1A01


The figure on the right is an illustration showing the first experiment to be called "chromatography" almost a century ago. A glass tube (the first "column") was filled with powdered chalk (the "packing"), a few drops of an extract of plant leaves (the "sample") was placed on top of the bed of powdered chalk, and then the organic solvent petroleum ether (the "mobile phase") was allowed to percolate down through the bed. Lo and behold, the different plant pigments were carried down through the column at different speeds, with the result that the pigments separated into brightly colored bands, as shown at the right. At the end of the experiment, the powdered chalk was extruded from the tube, the colored bands were sliced out, and the pigments were extracted for further analysis. The name "chromatography" (from the Greek words for "color" and "writing") was coined because of the striking pattern of brightly colored pigment bands against the white background of the powdered chalk. The name has persisted to this day even though the overwhelming majority of compounds analyzed are colorless to the human eye. Even though this looks quite different from what we do in HPLC, the basic operating principles are identical. The separation is carried out in a system that has two phases: one stationary (the column packing) and the other moving (the mobile phase or solvent). Compounds that have a low affinity for the column packing and/or a high solubility in the mobile phase (like the red pigment shown here) are washed through the column quickly. Compounds that stick tightly to the column packing and/or have a low solubility in the mobile phase solvent (like the green pigment shown here) move more slowly. Developing an HPLC separation requires finding a combination of column packing and mobile phase that provides just the right balance of affinity and solubility to make the compounds of interest move at different speeds.	Watch what happens to the sample pigments as the solvent (light blue) flows down the column.
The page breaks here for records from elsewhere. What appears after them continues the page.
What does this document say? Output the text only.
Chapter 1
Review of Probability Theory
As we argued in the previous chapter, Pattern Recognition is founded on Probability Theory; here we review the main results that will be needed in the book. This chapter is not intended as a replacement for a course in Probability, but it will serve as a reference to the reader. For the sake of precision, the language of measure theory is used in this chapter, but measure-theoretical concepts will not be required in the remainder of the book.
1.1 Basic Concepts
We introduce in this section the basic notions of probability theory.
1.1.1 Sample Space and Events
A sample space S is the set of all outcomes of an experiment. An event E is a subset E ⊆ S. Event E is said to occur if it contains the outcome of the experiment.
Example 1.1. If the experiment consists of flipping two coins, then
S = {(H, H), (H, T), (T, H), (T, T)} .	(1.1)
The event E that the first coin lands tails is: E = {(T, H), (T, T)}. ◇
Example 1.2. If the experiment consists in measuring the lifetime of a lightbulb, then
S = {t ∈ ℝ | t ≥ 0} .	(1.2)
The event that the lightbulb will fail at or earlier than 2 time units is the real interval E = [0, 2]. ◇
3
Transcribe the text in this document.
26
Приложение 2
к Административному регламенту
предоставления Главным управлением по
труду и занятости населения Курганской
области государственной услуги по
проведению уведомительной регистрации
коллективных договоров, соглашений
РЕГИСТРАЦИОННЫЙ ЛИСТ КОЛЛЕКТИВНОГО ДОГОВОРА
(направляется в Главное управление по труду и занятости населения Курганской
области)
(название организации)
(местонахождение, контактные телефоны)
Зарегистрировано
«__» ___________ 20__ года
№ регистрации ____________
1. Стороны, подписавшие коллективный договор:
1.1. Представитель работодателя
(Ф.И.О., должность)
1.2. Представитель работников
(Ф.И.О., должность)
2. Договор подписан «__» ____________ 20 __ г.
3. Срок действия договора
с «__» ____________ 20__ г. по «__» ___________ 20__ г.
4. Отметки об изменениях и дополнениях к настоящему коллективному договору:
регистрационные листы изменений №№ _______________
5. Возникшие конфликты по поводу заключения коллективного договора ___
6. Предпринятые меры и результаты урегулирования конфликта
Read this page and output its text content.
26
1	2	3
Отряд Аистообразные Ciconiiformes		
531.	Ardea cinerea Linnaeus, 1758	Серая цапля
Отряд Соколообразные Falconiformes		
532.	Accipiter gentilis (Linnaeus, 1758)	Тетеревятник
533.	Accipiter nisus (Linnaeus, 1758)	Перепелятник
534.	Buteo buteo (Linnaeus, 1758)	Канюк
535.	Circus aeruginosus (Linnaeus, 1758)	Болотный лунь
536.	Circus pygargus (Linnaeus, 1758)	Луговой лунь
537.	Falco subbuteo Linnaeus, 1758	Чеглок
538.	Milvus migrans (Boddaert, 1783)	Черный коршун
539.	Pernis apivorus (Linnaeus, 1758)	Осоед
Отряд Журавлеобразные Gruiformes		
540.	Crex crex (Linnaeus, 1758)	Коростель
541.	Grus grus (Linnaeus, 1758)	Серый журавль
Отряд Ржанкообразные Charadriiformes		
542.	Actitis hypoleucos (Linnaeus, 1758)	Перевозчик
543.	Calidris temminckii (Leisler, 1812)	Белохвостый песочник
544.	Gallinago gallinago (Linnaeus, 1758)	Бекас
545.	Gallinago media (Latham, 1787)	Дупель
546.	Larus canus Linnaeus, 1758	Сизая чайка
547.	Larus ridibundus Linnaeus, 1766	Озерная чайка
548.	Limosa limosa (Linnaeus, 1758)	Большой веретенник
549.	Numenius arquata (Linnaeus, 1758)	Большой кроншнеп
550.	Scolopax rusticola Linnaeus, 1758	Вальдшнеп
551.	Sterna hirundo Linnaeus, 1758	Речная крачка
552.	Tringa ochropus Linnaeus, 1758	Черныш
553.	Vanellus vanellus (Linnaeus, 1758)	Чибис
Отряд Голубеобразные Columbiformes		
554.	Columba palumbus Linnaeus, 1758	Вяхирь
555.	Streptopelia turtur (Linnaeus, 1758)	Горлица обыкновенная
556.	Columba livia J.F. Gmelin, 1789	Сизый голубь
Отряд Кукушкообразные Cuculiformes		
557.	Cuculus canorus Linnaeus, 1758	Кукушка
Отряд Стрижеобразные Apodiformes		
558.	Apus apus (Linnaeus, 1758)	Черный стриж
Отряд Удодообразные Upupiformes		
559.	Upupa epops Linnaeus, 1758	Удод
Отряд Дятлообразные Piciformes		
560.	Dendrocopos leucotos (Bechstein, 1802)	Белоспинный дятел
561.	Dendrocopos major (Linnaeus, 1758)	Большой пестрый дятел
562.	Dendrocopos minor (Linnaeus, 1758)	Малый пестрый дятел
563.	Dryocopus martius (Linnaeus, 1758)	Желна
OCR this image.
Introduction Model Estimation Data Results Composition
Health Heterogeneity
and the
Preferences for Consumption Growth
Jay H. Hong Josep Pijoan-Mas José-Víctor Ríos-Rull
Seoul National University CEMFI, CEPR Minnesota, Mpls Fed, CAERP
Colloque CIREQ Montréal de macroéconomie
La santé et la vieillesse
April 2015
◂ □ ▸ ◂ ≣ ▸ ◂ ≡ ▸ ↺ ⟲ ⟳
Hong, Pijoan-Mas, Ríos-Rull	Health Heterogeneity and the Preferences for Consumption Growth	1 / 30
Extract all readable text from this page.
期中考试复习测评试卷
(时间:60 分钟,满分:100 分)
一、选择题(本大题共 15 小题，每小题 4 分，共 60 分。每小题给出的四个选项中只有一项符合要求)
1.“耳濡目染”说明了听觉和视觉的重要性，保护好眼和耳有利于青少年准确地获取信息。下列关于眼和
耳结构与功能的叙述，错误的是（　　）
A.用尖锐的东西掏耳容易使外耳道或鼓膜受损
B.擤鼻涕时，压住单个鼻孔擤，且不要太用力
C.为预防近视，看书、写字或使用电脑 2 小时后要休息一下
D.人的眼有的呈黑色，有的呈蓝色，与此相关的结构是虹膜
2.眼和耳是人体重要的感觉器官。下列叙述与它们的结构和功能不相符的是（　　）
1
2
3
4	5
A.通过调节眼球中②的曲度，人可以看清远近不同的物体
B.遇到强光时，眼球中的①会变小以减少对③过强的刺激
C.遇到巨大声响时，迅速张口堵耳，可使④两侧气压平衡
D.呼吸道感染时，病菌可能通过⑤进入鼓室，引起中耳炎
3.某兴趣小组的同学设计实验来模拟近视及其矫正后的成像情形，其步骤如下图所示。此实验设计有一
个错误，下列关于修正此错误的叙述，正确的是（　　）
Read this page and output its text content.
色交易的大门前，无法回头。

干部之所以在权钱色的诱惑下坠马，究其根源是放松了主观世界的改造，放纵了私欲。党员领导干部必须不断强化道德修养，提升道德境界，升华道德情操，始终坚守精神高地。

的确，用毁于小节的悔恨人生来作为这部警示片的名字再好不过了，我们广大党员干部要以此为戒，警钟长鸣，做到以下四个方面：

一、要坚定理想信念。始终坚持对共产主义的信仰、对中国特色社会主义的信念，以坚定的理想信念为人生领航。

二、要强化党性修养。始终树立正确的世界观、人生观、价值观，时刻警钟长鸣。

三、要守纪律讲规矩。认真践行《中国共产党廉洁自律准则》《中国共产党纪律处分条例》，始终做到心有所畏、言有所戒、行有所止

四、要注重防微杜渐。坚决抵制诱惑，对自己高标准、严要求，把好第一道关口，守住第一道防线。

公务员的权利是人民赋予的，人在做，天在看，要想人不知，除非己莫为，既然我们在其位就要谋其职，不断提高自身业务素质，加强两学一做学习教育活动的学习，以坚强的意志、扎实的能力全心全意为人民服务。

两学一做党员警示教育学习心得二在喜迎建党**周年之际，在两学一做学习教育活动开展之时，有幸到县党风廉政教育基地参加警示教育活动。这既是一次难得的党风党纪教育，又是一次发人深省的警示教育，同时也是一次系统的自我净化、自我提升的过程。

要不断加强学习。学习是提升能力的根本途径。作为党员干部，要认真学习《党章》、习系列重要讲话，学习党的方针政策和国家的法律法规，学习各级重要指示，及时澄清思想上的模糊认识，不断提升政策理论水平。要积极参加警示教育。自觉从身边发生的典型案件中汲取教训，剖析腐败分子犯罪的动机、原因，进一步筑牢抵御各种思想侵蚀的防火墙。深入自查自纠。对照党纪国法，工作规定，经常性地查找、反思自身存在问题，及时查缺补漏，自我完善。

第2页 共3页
Separation is complicated by the fact that bands not only separate but broaden as they are swept through the column. Band broadening is bad because excessively broad bands may still overlap even though the band centers are, on average, separated (compare the two figures shown at the right. The center-to-center separation between the blue and red bands is the same in both figures). Band broadening can be minimized by careful selection of the stationary phase particle size and close attention to the way in which the column is packed.	The center-to-center separation between the red and the blue zones is the same in both separations. In the lower figure, the bands overlap because they are too broad.

The practice of chromatography consists of controlling these two aspects of the separation process: differential migration (moving different compounds at different speeds) band broadening (keeping the bands as narrow as possible during the separation).